Of course, cigarettes kill. But cannabis cures. And thus — smoking cannabis is meditative.

Everything about it is a ritual, from choosing the flower to grinding it, to rolling it up. It’s a tradition. It’s something to be proud of.

Since we’re all forced into this universal health-care con together, it’s unsurprising the war on tobacco has gone unchallenged. Your unhealthy choices cost me as a taxpayer. Therefore, the state should direct your habits to produce healthier outcomes.

Gross.

The assault on private property in the name of the drug war needs to stop. Overruling private property owners based on “conflicts” that don’t involve actual victims is morally repugnant and dangerous to liberty.

That’s how cannabis is going to make smoking great again. There’s nothing wrong with smoking cannabis and, with legalization, governments will be forced to allow for vape-lounges and other indoor smoking areas.

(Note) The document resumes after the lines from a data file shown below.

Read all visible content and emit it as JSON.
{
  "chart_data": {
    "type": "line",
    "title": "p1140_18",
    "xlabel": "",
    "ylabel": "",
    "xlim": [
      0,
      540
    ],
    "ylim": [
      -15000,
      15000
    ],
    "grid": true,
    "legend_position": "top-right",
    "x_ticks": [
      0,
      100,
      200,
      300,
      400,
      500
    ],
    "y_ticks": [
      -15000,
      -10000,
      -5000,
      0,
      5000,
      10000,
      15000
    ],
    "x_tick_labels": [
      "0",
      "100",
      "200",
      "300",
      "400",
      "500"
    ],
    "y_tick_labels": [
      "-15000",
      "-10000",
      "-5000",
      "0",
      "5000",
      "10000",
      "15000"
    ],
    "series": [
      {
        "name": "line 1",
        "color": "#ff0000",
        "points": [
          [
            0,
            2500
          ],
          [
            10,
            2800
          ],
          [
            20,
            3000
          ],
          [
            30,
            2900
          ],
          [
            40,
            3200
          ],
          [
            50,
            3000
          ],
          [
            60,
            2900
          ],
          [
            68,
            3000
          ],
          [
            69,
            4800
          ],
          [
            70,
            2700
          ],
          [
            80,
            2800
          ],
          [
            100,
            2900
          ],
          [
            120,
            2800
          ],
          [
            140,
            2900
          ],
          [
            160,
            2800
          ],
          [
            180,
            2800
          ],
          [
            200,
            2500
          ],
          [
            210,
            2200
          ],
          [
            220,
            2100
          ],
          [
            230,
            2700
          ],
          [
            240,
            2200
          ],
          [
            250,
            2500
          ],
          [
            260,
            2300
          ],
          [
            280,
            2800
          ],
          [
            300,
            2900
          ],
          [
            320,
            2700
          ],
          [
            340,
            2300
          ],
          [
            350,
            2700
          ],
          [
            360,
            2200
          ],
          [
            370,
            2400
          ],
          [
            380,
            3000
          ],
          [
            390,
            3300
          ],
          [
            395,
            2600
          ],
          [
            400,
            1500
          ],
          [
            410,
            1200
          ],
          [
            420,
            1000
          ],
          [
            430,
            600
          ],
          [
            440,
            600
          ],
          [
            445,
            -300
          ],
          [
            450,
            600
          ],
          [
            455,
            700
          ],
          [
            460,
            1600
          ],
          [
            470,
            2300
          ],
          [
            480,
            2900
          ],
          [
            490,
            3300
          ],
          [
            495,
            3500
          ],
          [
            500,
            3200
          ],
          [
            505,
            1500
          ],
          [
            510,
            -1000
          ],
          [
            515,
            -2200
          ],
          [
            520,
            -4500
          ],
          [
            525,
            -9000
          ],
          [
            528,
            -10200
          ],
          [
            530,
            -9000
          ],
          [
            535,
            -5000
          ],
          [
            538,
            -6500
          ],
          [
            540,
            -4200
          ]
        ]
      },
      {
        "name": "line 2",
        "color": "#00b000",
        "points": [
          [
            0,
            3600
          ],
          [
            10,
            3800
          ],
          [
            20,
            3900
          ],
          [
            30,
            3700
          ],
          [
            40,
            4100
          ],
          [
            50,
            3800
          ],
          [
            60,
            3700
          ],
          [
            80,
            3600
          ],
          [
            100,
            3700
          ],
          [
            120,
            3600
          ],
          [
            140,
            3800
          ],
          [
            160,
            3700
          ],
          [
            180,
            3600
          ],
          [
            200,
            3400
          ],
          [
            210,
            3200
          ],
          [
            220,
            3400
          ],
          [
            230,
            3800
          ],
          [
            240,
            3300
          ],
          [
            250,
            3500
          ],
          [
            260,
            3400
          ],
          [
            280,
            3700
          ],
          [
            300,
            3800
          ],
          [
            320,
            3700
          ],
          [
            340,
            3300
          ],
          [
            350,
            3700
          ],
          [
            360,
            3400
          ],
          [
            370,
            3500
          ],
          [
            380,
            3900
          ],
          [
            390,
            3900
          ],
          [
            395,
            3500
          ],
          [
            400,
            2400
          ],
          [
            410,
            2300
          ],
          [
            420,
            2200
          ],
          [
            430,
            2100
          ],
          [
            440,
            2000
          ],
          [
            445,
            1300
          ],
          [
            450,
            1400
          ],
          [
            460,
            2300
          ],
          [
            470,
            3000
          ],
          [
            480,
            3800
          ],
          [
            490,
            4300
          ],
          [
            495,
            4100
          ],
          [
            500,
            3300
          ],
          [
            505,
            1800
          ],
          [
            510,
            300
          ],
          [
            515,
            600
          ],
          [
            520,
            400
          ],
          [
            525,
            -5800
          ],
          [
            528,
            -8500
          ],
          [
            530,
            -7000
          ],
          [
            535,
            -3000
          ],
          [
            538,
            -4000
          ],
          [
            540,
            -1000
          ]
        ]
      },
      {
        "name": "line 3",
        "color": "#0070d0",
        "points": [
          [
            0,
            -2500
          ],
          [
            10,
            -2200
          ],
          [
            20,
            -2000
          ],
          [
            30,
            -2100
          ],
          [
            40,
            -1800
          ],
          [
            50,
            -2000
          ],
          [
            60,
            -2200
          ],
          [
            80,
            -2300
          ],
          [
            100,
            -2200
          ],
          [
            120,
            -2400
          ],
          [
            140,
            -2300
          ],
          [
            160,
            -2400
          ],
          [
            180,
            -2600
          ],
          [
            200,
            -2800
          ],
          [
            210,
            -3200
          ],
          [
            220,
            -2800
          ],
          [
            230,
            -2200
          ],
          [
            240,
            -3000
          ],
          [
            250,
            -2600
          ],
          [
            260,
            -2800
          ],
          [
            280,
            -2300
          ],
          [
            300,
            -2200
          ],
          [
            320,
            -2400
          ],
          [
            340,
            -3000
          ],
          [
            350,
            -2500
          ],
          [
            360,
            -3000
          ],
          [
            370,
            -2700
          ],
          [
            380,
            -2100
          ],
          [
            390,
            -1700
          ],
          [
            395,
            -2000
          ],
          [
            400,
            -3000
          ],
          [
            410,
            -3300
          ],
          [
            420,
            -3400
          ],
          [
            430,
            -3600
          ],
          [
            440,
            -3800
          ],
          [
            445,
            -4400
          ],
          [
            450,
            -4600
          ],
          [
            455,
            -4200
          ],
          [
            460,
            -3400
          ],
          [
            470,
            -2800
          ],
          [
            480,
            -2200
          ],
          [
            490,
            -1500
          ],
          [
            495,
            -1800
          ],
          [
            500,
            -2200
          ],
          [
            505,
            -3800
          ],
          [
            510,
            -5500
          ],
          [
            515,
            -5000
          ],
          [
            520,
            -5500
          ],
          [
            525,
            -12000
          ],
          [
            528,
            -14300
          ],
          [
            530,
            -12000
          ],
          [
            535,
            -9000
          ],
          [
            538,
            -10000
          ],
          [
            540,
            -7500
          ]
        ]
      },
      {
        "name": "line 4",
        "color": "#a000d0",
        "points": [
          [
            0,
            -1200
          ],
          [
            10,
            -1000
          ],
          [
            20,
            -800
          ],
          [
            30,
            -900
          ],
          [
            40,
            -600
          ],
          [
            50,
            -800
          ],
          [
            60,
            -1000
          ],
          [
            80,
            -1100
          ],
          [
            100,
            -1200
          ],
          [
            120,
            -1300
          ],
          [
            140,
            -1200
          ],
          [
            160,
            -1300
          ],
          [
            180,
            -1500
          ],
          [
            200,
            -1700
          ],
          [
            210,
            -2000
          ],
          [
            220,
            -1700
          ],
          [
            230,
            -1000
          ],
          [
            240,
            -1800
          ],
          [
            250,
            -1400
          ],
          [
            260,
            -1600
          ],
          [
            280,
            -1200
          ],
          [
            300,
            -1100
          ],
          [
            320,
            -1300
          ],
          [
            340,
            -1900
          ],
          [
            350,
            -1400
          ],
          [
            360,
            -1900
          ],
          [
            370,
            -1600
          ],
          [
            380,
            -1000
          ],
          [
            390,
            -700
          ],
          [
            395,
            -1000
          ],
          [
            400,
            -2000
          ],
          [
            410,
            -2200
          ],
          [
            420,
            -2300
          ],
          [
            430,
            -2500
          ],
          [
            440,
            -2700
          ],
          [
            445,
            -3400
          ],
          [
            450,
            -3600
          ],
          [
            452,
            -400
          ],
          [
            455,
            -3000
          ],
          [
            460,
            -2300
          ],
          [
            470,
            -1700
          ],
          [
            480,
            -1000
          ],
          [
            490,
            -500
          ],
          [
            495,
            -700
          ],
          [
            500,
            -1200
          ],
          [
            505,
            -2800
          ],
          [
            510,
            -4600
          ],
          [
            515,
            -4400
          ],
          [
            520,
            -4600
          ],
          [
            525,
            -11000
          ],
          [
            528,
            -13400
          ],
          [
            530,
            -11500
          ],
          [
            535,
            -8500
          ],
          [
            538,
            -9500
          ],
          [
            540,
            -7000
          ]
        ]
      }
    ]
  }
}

Governments will have to craft legislation that no longer considers smokers second-class citizens.

Anti-smoking laws are anti-private property and that should never be allowed for in a free society. Smoking on the property, whether indoor or out, whether tobacco or cannabis, is the decision of the property owner.

Of course, we don’t own land in Canada. The Crown does. We buy certain usage rights we recognize colloquially as property, because, FYI, this isn’t the USA.

Outside the philosophy of “might makes right,” rights are empirical natural rights. And therefore, if an owner of a bowling alley wants his hall filled up with cigar and cigarette smoke, if a landlord is okay with a dispensary and/or coffee shop offering patrons a place to consume cannabis — then there’s no issue.

No harm, no foul.

The federal government should be more concerned with the national defence of the Arctic and ensuring the judicial system remains independent of political interference.

Not the specifics of cannabis legalization.

All they had to do was remove it from the criminal code. But nearly three years later, and here we are still getting criminal records. Still ashamed to smoke openly and without fear.